This is a forked version of the next-safe-action package. See original source here: https://github.com/TheEdoRan/next-safe-action The original package is licensed under the MIT license.

This is for internal use. But feel free to use it too.

What changed?

In the future I possibly will fork the docs as well and make the corresponding changes.

Aliases for status-checking

For convinience I added boolean values to the client hook that can be used instead of checking against the status variable.

// action as a client hook
const myAction = useBetterAction(action);

// aliases
myAction.isIdle; // equals myAction.status === "idle"
myAction.isExecuting; // equals myAction.status === "executing"
myAction.hasSucceeded; // equals myAction.status === "hasSucceeded"
myAction.hasErrored; // equals myAction.status === "hasErrored"

Curry the action handler

In the original package the created client takes two arguments: the schema and the implementation. To establish the new features i wanted to introduce, the client now is a function that takes the schema as first argument and an optional options object as the second one. It then returns another function that takes the implementation as argument. In the implementation callback, the input and context (and other new things) aren't seperate arguments anymore, but one object.

// before
const action = createAction(
  z.object({ id: z.string() }),
  async (input, ctx) => {
    // ... implementation
  }
);

// after
const action = createAction(z.object({ id: z.string() }), {
  // ... options
})(async ({ input, ctx }) => {
  // ... implementation
});

Add optional custom errors that can be checked with typesafety

I always wanted to be able to throw some simple error messages that I can check for in the onError callback with automatic typesafety. One can now add those custom error messages in the added option argument in the action-client as an array. The implementation callback then exposes a function error which you can use to throw a defined message.

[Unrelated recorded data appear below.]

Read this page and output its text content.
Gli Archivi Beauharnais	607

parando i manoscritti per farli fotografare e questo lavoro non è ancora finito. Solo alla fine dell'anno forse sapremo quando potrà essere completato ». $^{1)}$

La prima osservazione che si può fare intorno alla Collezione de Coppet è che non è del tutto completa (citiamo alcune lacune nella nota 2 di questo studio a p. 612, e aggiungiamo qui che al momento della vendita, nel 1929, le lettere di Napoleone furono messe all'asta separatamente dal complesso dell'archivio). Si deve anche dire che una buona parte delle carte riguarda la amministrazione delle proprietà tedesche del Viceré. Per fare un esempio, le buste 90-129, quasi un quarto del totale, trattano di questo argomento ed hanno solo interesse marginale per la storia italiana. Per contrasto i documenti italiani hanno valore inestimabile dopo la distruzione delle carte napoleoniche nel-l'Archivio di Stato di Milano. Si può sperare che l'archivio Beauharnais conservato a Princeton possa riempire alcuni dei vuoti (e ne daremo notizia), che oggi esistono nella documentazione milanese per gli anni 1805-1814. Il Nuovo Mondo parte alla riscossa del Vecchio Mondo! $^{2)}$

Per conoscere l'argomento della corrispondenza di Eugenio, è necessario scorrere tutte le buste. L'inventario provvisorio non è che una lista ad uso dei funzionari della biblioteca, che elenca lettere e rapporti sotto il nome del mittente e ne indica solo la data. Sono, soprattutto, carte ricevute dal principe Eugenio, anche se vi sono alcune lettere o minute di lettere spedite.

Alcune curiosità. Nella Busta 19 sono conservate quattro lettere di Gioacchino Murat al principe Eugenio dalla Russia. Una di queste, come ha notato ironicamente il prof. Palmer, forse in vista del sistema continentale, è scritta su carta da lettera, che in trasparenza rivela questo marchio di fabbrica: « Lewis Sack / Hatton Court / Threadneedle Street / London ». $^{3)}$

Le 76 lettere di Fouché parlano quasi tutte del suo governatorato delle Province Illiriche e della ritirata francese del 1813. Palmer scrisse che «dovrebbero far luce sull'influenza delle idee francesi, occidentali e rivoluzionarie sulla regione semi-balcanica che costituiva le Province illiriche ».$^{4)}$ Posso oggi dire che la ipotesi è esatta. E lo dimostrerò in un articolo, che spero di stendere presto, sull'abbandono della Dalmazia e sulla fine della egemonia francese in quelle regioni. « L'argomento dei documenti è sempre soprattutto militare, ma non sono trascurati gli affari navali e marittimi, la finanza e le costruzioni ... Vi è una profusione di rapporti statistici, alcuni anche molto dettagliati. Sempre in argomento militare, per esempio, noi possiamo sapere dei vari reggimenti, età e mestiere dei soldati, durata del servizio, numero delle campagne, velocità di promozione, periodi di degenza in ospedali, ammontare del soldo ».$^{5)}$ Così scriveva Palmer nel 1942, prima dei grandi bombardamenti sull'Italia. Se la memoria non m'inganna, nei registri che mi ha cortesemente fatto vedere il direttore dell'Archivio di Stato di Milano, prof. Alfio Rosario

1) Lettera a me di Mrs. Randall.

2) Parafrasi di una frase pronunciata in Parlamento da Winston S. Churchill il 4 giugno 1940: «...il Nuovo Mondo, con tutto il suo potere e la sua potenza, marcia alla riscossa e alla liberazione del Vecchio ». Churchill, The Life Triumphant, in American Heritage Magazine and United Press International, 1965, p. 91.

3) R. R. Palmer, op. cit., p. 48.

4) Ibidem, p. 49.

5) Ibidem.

On the client you can then check for the error message via the first error argument in the onError callback.

// defining action
const addUserAction = createAction(z.object({ email: z.string().email() }), {
  // define the error messages
  errors: ["EMAIL_ALREADY_USED"],
})(async ({ ctx, input, error }) => {
  // check if user with given email exists
  if (user) {
    error("EMAIL_ALREADY_USED"); // throws an error
  }
});

// on the client
const addUser = useBetterAction(addUserAction, {
  onError: (e) => {
    if (e.actionError === "EMAIL_ALREADY_USED") {
      // ... handle error
    }
  },
});

Add custom options for middleware.

!!! CAUTION: The implementation uses two @ts-ignores, so i don't know if there could potentially be a way to break this feature typewise but i will just ignore that for my own sanity !!!

I was missing the option to add custom information to an action (kinda like the meta field in tRPC), which then could be used in the middleware. That's why i added the possibility to define them directly in the middleware function.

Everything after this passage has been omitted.